Salendo al meglio sulla destra (attenzione se trovate questo tratto in ghiaccio vivo) si risale la seraccata sul bordo e al di fuori dei grandi crepacci, raggiungendo un ampio pianoro glaciale. Si prosegue ora con percorso evidente verso una sella posta tra la Cima Dosegù (a sinistra) e la Punta San Matteo (a destra) sempre ben visibile, tenendosi non lontani dalla cresta del Monte Mantello.
Arrivando alla base della sella, si deve superare un pendio abbastanza ripido, dove la traccia sale da destra verso sinistra, si supera la crepaccia terminale e si raggiunge la selletta posta a quota 3550 m. Si sale ora lungo il filo della cresta NO fino a raggiungere un piccolo gendarme roccioso che si può risalire direttamente (passaggi di II, roccia abbastanza solida) oppure aggirarlo sulla destra su neve ripida (fix a inizio traverso) e risalendo poi verso sinistra un breve canalino (45°) fino ad una forcella che riporta sul filo di cresta (se la cresta nevosa è ghiacciata, è sicuramente preferibile e più sicuro scalare il gendarme roccioso). Superare direttamente un saltino roccioso (II, fix, utile anche per la discesa dal canalino se in ghiaccio), o aggirarlo, si raggiunge così finalmente il filo della ripida (40°) cresta nevosa finale, che conduce direttamente alla grande croce metallica posta sulla cima.
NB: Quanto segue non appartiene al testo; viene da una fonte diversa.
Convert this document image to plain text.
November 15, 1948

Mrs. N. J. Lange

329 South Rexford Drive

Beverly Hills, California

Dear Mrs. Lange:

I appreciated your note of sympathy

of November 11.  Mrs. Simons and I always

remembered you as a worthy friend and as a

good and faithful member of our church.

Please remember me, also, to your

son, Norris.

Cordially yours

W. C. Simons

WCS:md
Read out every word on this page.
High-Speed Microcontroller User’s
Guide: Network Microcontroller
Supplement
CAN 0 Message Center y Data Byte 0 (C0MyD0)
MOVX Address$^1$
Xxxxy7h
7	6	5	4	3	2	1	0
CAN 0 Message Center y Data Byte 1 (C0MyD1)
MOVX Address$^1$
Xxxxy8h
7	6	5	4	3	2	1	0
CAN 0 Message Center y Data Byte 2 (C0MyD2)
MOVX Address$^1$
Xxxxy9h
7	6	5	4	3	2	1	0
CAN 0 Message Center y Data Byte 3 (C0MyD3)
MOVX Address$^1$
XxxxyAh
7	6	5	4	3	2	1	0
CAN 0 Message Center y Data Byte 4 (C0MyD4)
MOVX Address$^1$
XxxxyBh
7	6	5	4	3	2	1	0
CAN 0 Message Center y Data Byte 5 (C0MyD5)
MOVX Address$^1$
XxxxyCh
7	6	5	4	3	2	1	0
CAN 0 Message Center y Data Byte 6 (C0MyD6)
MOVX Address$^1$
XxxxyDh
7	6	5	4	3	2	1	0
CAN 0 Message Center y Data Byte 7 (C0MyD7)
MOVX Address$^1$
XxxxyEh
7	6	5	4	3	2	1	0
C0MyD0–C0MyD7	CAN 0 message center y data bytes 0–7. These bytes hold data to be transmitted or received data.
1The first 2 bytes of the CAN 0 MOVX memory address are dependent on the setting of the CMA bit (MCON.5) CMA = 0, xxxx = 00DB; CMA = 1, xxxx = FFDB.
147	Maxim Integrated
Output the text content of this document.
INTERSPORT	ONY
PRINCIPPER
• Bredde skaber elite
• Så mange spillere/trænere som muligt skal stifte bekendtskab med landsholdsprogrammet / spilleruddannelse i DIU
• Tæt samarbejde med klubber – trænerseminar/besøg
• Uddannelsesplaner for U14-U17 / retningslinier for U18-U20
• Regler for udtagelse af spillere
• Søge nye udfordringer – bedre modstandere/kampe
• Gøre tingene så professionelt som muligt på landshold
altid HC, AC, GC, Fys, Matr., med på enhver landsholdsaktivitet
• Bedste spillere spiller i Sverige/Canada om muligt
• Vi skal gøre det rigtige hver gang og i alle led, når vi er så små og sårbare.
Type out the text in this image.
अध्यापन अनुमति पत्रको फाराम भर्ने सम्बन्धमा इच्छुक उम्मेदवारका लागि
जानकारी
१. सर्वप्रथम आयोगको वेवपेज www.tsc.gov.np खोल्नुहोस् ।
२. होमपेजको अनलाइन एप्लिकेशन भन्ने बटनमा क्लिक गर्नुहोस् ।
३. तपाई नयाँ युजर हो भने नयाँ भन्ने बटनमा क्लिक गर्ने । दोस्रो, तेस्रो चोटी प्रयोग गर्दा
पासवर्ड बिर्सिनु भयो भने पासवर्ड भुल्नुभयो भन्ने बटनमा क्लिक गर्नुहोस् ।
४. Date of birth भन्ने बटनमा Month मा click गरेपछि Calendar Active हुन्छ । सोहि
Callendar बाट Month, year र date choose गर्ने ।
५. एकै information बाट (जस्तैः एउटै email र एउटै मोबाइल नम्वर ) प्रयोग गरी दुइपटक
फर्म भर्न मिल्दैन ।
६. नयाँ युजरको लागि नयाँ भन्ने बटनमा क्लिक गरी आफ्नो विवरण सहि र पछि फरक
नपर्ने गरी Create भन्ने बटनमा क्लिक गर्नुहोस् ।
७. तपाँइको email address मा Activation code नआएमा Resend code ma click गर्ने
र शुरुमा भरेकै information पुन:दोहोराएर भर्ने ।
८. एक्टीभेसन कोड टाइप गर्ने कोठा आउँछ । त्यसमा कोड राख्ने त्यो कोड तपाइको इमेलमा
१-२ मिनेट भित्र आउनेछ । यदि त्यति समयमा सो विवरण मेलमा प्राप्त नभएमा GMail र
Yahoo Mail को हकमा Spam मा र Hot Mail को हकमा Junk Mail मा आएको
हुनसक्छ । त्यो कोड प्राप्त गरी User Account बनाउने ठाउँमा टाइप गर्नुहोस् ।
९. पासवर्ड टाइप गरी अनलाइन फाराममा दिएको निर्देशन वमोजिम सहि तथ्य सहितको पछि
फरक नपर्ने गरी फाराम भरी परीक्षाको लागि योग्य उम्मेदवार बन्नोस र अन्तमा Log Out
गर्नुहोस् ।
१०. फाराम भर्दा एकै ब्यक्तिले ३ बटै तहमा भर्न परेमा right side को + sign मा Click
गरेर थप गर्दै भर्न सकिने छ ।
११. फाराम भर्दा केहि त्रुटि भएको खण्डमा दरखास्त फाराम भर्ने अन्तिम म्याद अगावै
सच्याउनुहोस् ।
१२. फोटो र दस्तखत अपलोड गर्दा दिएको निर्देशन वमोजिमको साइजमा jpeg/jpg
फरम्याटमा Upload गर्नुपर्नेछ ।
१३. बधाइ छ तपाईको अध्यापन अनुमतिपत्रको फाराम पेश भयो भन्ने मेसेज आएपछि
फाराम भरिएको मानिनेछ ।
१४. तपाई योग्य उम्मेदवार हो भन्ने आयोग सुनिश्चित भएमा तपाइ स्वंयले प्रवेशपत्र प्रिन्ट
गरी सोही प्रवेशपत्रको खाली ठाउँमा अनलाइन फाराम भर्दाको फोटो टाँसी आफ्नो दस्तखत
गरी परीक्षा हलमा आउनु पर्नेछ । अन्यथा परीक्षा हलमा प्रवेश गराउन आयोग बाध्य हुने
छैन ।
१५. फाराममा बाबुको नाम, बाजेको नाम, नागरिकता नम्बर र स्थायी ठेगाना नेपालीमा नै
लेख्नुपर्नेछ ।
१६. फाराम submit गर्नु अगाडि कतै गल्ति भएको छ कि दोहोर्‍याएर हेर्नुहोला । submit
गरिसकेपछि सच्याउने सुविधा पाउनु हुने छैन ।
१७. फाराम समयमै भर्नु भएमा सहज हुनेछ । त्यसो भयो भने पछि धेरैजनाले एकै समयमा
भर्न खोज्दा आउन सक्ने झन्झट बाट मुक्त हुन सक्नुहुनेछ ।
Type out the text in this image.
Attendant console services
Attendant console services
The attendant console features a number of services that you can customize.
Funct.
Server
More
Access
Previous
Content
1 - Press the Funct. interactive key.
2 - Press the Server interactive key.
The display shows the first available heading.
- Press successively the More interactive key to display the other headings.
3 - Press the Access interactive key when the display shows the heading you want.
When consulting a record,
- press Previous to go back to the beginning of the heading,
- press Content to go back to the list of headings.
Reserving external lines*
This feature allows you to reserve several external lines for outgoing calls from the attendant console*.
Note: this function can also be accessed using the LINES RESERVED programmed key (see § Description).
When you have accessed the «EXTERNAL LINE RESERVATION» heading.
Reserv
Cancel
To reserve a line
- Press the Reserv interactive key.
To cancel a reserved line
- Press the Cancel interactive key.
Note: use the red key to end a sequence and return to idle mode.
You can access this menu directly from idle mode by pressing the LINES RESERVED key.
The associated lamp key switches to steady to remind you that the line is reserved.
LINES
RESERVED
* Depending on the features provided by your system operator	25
In discesa non rimane che seguire a ritroso il percorso e le traccia di salita, con la dovuta attenzione nell’aggiramento del gendarme roccioso e per scendere la seraccata dove termina il ghiacciaio.
Questa montagna è nota anche per motivi storici, nel corso della Prima Guerra Mondiale ci furono aspre battaglie per mantenere le posizioni su questa cima, infatti resti di postazioni e filo spinato testimoniano ancora oggi la durezza di quelle condizioni di vita sul fronte italo-austriaco.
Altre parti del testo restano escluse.